Müslümanlar arasında bir çok konuda görüş ayrılıkları olduğu bilinen bir gerçektir. Birbirleri ile görüş ayrılığına düşen iki Müslümanın bir diğerine "Sapık" damgası vurduğu da bilinen bir gerçektir. Kur'anın bazı inasanlara bu damgayı vurduğunu bir çok Ayet içinde görmekle birlikte bu damgayı hak edenlerin, Ayetlerin beyanının aksine hareket etmeleri sonucu buna hak kazandıklarını bilmekteyiz.
Ancak Müslümanların birbirine bu damgayı vurmaları ,ellerindeki "Hüden" ( Yol gösterici) ,"Münir"(Aydınlatıcı) Kur'an ile değil ,bu vasıfları yükledikleri başka kitapların yol göstericiliği ile olmaktadır. Kur'an dışı her hangi bir bilgi kaynağını Hüden ve Münir olarak gören bir kısım Müslümanlar bu kitaplardaki düşüncelerin aksini iddia edenleri "Sapık" , "Kafir" , "Hadis ve Sünnet inkarcısı" gibi yaftalarla itham etmektedir.
Kur'anın her konuda belirleyici bir Kitap olduğu için, bize gelen bilgileri bu Kitabın verileri ile ölçer tartar ona göre kabul veya red ederiz , olması gereken bu dur. Eğer birisine "Kafir" demek gerekirse bu Kitabın aksine bir iddiada bulunduğu için deriz , başka kitaplara aykırı söz söylediği için birisine böyle iddia da bulunmak silahın geri dönmesi misali sahibine döner.
"Tekfirnikof" marka tüfeği alarak önüne gelen ateş açan bir kısım insanlar bu tüfeğin namlusunun onlara yönelik , tekfir edilmeleri asıl gereken kendileri olduğunu bilmelidirler. Onların tekfir ettikleri insanların düşünceleri Kur'anın doğruları olup , kendi yanlışlarını doğru , doğruları yanlış gördükleri için önüne geleni tekfir etmeyi maharet sayan kesim aslında kendilerinin buna daha layık olduklarını aşağıda ele almaya çalışacağımız "Kabir azabı" konusu üzerinden göreceklerdir.

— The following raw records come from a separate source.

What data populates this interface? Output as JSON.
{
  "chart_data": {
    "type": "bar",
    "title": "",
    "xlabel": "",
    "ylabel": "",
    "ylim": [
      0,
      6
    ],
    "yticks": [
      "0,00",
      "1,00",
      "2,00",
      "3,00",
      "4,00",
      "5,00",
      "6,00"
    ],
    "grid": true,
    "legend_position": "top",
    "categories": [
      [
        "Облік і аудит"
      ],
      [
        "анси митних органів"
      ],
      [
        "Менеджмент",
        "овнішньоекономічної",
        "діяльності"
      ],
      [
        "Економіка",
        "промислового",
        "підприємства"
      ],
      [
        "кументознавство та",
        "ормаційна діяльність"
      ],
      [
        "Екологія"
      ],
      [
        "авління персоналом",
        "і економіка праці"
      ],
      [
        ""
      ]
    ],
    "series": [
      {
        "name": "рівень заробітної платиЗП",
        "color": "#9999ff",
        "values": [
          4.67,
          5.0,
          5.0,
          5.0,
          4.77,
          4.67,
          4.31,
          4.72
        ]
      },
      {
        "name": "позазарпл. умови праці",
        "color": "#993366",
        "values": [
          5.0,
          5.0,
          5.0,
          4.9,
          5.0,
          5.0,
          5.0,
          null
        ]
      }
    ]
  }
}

"Kabir azabı" konusu , Kur'anın bu konuda herhangi bir beyanı olmamasına rağmen bir takım rivayetler aracılığı ile inanç konuları arasına sokularak, bir nevi imanın şartı haline getirilmiştir. "Kabir azabı yoktur" şeklinde bir iddia da bulunan, sanki Kur'ana ters bir iddiada bulunmuş gibi muamale görerek , "Kafir , Sapık , Hadis inkarcısı v.s" gibi sözlerle itham edilmektedir.
Yazımızda , Kabir azabı konusunun tarihi temellerini ortaya koyarak bu düşüncenin nereden geldiği ve bu düşüncenin nasıl Kur'ana aykırı bir düşünce olduğu , SAPIK vey KAFİR damgası vurulması şart ise RED EDENLERİN değil, KABUL EDENLERİN bu damgayı yemesi gerektiği üzerinde olacaktır.
Kabir azabı düşüncesinde en önemli konu , azab görenin beden değil RUH olduğudur , fakat Kur'an insanı böyle bir ayrıma yani BEDEN-RUH ayrımına tabi tutmaz. Kur'an, ölen insanın bedeninin çürüdüğü ve çürümüş kemiklerin bir araya getirilerek yeniden yaratılacağını beyan eder. Aynı Kur'an , insanda RUH diye ölmeyen bir şey olduğu konusunda en ufak bir bilgi kırıntısı dahi vermez. Hal böyle iken Kabir azabı ile ilgili düşünce de , azab gören şeyin beden değil ruh olduğu ve ruhun asla ölmediği iddiası vardır.
Peki Kur'anda olmayan BEDEN-RUH ayrımı İslam düşüncesine nasıl girdi ve neredeyse imanın şartı haline geldi ?.
Beden-ruh ayrımı , Yunan felsefecilerinin savunduğu bir düşünce olup (burada Eflatun u zikredebiliriz), ruhun ölmeyip başka bedenlere girerek yaşadığı düşüncesi yani "Reenkarnasyon" bu tür düşüncelerin bir uzantısıdır. Şia nın aşırı kollarından olan ve bu gün Suriye de yaşayan Nusayrilik te bu düşünce etkin bir rol oynamaktadır.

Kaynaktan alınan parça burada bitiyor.